‘There was a hand coming through the window’: The surprising story behind Kate Bush’s first hit Wuthering Heights
Kate Bush’s debut single, Wuthering Heights, was theatrical, undeniably eccentric, and utterly unlike the punk, new wave, prog rock and disco music that dominated the UK charts when it was released 47 years ago this week. And yet the single became an unexpected number one hit in 1978 – the first song written and performed by a female artist to reach the UK top spot. What makes the single even more idiosyncratic is that its title and story are borrowed from Emily Brontë’s 1847 novel – but it was actually a television series that spurred Bush to write the song.
“Well, I hadn’t read the book, that wasn’t what inspired it. It was a television series they had years ago,” she told Michael Aspel in a BBC interview in 1978. As a teenager she had come across the end of an episode of a 1967 BBC adaptation of Brontë’s tale of doomed love. Its startling imagery had captivated her. “I just managed to catch the very last few minutes where there was a hand coming through the window and blood everywhere and glass. And I just didn’t know what was going on and someone explained the story.”
Bush was just 19 years old when the single was released.
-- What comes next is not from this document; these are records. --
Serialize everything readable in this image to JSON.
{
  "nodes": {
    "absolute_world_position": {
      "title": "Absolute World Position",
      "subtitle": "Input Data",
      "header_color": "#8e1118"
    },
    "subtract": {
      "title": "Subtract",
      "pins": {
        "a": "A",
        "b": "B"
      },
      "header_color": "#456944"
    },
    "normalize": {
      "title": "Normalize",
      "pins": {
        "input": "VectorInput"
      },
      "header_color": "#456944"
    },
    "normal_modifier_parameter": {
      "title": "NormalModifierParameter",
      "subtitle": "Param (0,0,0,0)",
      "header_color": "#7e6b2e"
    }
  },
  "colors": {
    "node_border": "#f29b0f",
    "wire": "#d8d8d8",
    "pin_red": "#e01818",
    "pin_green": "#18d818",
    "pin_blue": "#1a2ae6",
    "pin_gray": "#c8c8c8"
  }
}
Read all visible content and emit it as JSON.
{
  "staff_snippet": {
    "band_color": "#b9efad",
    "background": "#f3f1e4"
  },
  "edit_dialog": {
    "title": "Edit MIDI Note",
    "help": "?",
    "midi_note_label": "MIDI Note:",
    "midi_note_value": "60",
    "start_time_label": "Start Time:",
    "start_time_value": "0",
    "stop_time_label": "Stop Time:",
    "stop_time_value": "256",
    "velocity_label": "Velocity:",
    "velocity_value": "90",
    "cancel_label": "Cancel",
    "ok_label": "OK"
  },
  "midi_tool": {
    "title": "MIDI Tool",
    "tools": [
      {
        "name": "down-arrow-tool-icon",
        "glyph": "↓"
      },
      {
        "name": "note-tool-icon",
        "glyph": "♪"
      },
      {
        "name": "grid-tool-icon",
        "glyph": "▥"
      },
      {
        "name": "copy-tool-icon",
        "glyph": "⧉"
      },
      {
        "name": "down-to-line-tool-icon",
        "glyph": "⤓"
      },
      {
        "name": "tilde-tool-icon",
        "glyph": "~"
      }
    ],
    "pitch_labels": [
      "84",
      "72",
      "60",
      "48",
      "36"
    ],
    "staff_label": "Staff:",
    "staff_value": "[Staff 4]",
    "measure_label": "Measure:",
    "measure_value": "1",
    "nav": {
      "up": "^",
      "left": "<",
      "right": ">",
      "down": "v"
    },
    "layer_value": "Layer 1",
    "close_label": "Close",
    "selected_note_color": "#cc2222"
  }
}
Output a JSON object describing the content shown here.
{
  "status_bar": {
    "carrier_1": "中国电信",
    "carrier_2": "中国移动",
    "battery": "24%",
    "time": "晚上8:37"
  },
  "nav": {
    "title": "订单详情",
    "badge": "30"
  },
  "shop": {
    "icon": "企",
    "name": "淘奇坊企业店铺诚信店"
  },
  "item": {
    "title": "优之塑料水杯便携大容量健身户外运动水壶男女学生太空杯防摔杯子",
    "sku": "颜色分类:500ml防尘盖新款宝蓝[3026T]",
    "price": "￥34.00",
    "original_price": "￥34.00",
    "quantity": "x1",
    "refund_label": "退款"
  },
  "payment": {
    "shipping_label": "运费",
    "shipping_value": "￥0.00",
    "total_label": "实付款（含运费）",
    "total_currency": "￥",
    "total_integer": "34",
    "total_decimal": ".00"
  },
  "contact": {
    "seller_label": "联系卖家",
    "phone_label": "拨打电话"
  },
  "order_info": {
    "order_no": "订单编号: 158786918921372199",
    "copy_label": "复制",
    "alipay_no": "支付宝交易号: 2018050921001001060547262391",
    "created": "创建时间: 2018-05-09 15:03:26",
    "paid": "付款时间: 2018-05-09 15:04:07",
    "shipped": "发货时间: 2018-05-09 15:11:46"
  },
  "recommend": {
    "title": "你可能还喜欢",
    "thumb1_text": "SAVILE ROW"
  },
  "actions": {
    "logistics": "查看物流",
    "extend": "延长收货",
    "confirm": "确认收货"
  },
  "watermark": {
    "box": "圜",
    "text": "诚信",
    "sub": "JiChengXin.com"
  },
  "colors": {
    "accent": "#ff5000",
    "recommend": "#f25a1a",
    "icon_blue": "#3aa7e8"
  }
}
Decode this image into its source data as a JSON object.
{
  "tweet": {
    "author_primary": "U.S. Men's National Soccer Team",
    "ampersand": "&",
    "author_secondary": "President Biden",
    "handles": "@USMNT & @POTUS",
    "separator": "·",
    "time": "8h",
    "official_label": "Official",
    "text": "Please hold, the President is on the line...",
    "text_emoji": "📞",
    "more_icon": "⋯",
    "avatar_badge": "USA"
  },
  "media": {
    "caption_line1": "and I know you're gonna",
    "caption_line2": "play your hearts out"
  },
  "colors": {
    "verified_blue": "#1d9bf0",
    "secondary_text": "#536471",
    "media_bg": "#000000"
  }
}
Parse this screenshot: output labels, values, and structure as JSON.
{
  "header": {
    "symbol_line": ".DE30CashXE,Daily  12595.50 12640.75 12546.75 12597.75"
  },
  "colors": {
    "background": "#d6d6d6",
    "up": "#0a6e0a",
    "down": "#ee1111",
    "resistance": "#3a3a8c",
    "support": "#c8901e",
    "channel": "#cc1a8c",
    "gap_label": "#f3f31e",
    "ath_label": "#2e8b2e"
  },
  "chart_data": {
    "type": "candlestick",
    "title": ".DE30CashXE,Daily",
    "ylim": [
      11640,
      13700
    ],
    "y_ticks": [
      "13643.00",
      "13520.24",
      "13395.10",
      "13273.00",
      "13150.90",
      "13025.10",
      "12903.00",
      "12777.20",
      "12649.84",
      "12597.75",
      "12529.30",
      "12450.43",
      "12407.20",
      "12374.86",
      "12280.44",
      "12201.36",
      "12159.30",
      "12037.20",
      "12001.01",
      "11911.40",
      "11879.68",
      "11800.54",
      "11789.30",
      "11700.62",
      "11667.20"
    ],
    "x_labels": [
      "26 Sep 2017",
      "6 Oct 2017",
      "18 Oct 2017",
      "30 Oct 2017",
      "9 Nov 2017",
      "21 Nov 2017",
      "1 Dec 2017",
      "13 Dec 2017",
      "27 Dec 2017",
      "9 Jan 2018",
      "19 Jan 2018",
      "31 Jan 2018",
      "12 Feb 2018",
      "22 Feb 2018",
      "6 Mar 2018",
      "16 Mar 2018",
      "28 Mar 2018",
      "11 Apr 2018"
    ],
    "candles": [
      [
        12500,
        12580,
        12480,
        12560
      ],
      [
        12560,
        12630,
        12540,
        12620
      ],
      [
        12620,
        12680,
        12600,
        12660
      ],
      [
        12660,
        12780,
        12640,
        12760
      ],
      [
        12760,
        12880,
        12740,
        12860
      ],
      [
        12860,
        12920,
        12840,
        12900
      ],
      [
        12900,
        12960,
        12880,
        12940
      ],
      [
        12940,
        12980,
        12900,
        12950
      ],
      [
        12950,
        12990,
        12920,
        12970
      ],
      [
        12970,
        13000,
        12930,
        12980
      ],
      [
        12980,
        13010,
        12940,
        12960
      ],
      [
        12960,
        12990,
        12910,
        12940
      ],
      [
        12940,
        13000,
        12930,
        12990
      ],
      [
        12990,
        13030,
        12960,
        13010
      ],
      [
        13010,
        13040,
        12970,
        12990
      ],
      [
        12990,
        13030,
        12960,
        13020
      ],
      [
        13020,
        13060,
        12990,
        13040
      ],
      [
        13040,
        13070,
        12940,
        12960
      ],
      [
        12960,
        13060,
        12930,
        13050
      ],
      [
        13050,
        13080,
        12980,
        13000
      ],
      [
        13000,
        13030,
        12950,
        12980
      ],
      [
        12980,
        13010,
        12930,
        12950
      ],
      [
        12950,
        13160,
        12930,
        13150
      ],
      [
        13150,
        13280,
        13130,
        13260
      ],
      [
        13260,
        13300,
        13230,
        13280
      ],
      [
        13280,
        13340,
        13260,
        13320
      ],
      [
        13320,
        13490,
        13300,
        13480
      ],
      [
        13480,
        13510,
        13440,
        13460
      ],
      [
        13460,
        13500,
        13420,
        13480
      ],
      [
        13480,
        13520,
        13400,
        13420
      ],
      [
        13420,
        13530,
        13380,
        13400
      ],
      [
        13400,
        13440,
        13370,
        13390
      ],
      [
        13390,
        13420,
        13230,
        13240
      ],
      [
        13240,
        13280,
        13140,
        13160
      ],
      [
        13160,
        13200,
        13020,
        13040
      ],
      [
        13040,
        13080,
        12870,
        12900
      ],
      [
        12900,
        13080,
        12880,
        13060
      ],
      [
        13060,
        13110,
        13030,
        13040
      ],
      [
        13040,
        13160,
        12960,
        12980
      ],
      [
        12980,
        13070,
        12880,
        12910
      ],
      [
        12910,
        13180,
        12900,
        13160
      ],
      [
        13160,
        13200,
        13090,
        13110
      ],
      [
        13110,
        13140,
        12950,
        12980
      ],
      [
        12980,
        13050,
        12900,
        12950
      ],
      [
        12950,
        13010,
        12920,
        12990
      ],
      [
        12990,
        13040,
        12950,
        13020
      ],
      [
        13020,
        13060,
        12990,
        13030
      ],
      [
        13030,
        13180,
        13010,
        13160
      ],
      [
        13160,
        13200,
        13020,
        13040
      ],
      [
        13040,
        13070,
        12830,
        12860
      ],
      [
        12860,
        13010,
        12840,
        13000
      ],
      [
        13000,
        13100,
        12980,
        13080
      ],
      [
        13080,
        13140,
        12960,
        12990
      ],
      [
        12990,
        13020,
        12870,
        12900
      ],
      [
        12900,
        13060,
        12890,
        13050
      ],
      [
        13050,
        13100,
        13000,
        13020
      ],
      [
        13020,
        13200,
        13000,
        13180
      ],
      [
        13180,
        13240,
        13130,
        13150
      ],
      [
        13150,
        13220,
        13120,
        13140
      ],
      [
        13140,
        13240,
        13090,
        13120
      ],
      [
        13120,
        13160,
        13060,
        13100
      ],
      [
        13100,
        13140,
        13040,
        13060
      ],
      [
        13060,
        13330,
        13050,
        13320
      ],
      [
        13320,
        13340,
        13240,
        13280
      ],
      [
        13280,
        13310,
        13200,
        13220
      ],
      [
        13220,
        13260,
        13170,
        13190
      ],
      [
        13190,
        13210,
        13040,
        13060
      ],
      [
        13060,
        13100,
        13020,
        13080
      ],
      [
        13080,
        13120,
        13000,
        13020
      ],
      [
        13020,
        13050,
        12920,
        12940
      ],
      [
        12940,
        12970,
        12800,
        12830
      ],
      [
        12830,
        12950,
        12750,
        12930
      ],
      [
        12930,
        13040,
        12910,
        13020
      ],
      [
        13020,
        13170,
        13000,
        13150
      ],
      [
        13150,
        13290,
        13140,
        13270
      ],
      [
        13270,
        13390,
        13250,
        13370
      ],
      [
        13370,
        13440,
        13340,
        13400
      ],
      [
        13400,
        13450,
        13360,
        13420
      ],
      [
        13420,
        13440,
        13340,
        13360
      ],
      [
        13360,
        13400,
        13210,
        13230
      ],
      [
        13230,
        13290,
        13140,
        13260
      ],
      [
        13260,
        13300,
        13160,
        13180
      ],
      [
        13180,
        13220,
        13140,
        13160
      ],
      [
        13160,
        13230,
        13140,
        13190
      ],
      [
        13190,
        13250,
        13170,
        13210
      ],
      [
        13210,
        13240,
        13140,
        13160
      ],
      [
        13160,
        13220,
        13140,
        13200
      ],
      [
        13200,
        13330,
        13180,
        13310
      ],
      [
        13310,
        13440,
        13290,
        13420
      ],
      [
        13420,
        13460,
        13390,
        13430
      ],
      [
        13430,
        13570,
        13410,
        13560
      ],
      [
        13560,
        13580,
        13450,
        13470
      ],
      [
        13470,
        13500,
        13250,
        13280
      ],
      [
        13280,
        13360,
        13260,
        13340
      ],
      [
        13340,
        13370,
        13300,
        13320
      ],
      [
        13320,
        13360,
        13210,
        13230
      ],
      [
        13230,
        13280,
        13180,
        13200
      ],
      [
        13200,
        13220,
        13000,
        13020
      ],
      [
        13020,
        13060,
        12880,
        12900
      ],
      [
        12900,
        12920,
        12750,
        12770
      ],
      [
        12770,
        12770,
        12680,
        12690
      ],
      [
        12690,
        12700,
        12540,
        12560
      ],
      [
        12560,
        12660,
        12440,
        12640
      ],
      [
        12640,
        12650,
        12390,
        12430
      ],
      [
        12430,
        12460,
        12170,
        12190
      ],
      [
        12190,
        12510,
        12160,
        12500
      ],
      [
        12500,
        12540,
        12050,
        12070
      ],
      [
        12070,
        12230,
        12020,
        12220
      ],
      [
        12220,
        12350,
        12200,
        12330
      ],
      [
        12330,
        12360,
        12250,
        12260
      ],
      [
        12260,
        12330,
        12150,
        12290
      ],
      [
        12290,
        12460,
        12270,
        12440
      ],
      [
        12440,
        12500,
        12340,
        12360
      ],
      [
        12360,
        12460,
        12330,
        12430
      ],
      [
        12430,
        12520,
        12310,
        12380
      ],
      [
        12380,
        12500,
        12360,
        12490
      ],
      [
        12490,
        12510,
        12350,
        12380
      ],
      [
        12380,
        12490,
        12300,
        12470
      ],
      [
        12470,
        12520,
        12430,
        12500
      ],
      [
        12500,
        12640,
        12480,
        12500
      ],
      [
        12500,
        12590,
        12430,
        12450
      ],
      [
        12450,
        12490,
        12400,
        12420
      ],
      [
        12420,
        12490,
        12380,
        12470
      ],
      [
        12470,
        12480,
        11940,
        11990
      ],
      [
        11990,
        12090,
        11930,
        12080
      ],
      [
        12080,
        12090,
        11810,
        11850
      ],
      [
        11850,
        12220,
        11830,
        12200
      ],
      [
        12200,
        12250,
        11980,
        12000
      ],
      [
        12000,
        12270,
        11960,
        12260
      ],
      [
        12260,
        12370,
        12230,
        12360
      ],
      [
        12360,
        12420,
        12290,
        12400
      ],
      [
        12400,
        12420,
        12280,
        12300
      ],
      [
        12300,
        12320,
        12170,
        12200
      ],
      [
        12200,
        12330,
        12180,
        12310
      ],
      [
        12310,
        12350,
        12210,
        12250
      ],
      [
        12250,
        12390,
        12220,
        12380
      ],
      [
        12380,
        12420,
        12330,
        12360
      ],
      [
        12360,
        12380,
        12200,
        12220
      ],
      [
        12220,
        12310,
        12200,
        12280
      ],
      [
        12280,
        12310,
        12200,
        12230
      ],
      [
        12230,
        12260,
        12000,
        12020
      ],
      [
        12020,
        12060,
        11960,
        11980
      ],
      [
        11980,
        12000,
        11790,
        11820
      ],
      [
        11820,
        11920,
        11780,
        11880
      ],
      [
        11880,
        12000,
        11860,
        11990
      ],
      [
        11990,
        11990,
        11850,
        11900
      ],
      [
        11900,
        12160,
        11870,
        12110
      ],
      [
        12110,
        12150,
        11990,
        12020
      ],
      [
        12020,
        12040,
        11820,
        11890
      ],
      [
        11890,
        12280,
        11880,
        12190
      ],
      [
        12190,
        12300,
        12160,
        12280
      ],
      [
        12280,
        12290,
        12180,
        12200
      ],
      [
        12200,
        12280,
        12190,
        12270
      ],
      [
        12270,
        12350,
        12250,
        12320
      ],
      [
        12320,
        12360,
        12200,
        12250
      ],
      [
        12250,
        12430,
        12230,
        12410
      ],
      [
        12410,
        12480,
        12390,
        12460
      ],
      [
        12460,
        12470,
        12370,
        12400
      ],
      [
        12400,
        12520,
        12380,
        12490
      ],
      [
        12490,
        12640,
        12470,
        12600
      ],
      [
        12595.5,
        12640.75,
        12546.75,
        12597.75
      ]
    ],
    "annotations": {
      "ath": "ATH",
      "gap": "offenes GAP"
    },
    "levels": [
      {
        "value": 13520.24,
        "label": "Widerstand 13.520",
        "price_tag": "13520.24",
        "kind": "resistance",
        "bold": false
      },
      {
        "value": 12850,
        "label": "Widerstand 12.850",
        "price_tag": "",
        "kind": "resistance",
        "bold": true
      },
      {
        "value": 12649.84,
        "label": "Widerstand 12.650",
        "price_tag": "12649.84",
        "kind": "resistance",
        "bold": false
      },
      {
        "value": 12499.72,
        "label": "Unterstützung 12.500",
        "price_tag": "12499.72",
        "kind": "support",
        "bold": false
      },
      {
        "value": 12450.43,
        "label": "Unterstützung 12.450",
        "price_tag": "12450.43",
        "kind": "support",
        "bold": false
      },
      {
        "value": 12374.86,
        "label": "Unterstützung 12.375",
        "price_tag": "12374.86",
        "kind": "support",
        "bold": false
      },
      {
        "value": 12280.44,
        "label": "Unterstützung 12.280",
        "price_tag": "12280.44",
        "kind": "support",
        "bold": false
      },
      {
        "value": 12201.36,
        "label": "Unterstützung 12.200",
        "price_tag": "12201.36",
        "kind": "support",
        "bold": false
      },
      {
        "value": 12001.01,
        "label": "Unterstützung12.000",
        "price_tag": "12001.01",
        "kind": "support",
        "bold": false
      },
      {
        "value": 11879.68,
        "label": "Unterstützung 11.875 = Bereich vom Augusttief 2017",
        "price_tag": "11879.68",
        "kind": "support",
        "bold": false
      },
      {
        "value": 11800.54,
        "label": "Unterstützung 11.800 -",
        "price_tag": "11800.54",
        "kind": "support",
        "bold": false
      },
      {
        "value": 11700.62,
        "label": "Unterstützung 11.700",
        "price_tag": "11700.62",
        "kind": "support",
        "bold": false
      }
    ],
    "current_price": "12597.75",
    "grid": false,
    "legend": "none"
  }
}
Although she may have seemed precocious to the public, she had been writing songs for years. Born in June 1958, the youngest of three children, she grew up in an artistic household in Kent, England. Her father, a doctor, and her mother, a nurse, surrounded their children with music, and encouraged them to learn instruments from an early age. Both of her older brothers were heavily involved in music and poetry, and she would join them performing Irish and English folk songs at home. “My brothers are very musical, yes. They were really responsible for turning me onto it in the first place. They were always playing music when I was a kid,” she told Aspel.
Bush began to compose her own songs in her early teens, recording them on homemade demo tapes. One of these tapes found its way via a family friend into the hands of Pink Floyd guitarist David Gilmour, who recognised the promise in her songwriting and was particularly taken with the otherworldly quality of her voice. “I was intrigued by this strange voice,” he told BBC podcast Profile in 2022. “I went to her house, met her parents down in Kent, and she played me, God, it must have been 40 or 50 songs.”
Gilmour re-recorded three of Bush’s songs with her in his studio for a new demo, and then encouraged Pink Floyd’s record label, EMI, to sign her at the age of 16. As Bush was still at school, she spent the first two years of her contract continuing with her studies, while using the record company’s advance to enrol in interpretive dance classes with mime artist and choreographer Lindsay Kemp, who had previously taught a young David Bowie.